Der Klientin hat, wie das Verhältnis zur Mutter zeigt, genau von dem etwas gefehlt, was ein solches Weglaufen hätte motivieren können. Ich glaube, sie konnte sich nicht wirklich vorstellen, ein echtes „um sie Weinen“ in einem solchen Fall auslösen zu können. Das „Weglaufen“ der Klientin wird durch dieses Kinderlied in ein sehr interessantes Licht gerückt: Ein Kind erprobt seine eigenen Möglichkeiten (was trägt, was ist mit den eigenen oder auf eigenen Beinen möglich) und obwohl es mit Stock und Hut eigentlich sehr gut ausgerüstet zu sein scheint, kann es auf Grund des Weinens der Mutter, oder genauer: durch das Sich-vorstellen-können des Weinens, zu den sicheren Dingen mit einem Gefühl der Stärke auch wieder zurückkehren.
Auf die Therapie bezogen entspräche das „Weinen der Mutter“ den Bemühungen der Therapeutin, das „Kind“ (also die Klientin) wieder zurück zu den kleinen Dingen des Lebens zu holen. Das „gefühlte“ Traurigwerden der Therapeutin hat für die Klientin demnach etwas von einem Versprechen, das ihr möglicherweise sagt: Gerade in den kleinen Dingen liegt das berührend Echte. Und auch die Unverbrüchlichkeit bekommt einen Ausdruck, von der sie im Grunde keine reale Erfahrung und Vorstellung hat.
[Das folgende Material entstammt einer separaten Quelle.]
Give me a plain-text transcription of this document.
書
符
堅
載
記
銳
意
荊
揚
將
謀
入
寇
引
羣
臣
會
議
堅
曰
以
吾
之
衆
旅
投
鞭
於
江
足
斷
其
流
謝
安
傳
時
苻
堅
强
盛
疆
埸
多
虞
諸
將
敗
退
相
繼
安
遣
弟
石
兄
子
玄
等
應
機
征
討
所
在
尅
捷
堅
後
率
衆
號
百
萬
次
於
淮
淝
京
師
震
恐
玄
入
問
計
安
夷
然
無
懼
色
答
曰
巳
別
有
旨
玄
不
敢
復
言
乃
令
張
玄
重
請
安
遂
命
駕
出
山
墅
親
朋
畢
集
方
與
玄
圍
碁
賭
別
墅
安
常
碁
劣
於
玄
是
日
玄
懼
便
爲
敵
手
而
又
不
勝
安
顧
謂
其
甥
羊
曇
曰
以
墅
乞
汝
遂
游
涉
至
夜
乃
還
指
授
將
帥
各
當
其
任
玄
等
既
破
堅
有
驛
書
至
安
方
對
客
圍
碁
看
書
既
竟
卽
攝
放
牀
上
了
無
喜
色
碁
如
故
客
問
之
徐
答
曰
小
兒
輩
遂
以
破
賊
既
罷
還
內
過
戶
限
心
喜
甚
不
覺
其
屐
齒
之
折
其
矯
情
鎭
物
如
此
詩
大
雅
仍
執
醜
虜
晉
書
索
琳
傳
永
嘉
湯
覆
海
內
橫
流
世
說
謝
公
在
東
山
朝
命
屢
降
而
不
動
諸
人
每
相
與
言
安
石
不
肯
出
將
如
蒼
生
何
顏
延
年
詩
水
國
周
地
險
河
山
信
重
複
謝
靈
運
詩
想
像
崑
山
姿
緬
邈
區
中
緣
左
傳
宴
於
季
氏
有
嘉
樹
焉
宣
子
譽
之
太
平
Die Klientin, so zeigt die Analyse des Falles, hat eine Ahnung davon gehabt, dass ihre Methode des hungrigen Suchens (Liebesbeweise) niemals wirklich satt machen kann und dass sie in diesen Bemühungen sich mehr und mehr verloren hat. Sie ahnt auch, dass das in einer Therapie für sie nicht anders laufen kann: Wie soll sich die inflationäre Beweissuche in einer Therapie selbst erfahren wenn nicht durch einen Zusammenbruch der „Blase“ (wie man es im Finanztechnischen nennt). Diese Ahnung bringt die Klientin mit in die Therapie hinein: Sie ahnt, dass sie in der Therapie das gelebte Muster nicht auf „erlaubte“ Weise zur Darstellung bringen kann – das Platzen der „Blase“ gehört entscheidend mit zu dem Bild.